Пленный король улыбнулся и поднял руку.
— Тише! — крикнул он. — Тише!
Его мощный голос и повелительный жест сразу заставили громадную толпу утихнуть. Необъяснимая власть, которой обладал этот человек, власть великой духовной силы, как всегда, подчинила его воле всех — даже и тех, кто пришел сюда, чтобы осудить плененного героя.
За два месяца, проведенных в монастыре Святого Петра, Львиное Сердце успел оправиться от перенесенных невзгод. Раны, оставленные тяжелыми цепями на запястьях и щиколотках, зажили, оставив лишь постепенно бледнеющие алые полоски. Пропала смертельная бледность, сменившись свежим румянцем. Напрочь исчезла легкая хромота — король теперь свободно ступал на недавно сломанную ногу.
На Ричарде была обычная его одежда, только кольчуги он в этот раз не надел. Простая холщовая рубашка, кафтан без рукавов, свободно распахнутый на груди, штаны из плотного, но тонкого сукна и мягкие кожаные сапоги. И — что сразу же вызвало глухое бешенство императора Генриха — венец на роскошных каштановых кудрях: кованый тонкий золотой венец, украшенный изумрудами. Королевский венец на голове пленника, обвиняемого германским сеймом! Но кто мог бы запретить королю его надеть?

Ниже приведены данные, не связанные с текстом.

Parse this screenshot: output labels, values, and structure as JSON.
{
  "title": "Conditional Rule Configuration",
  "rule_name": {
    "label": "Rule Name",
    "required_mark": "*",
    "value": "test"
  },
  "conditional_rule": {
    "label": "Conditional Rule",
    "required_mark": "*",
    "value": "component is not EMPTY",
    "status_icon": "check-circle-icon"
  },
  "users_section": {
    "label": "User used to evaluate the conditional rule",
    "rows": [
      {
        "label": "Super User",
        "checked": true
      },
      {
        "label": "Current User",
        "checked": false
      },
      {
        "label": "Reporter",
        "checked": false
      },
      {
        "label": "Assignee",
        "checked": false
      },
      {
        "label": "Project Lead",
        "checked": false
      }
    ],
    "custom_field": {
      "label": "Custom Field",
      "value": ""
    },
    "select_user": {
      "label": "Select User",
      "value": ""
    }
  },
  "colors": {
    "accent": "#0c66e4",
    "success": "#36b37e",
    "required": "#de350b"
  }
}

— Ричард Плантагенет! — прокричал глашатай, когда шум совершенно стих. — Вы обвиняетесь в преступлениях противу Господа и дела служения Его Святому Кресту. В тайном и преступном сговоре с магометанами, в договоре с их султаном именем Саладин, коему вы оставили земли христиан на попрание и поругание! В оставлении армии рыцарей и воинов христовых в Палестине, где вы были избраны предводителем всего войска. В убийстве избранного королем Иерусалимским маркиза Конрада Монферрата. В присвоении большей части богатств, добытых подвигами христианских рыцарей. В незаконных расправах с теми, кто выказывал вам недовольство. В связи со Старцем горы и подчиненными ему ассасинами, которым вы и поручили убийство короля Конрада. В жестокостях и несправедливости по отношению к другим вождям Крестового похода. В глумлении над знаменем герцога Леопольда Австрийского. И в несоблюдении данных вами клятв и обещаний, коим нет числа! Что можете вы сказать высокому сейму в свое оправдание?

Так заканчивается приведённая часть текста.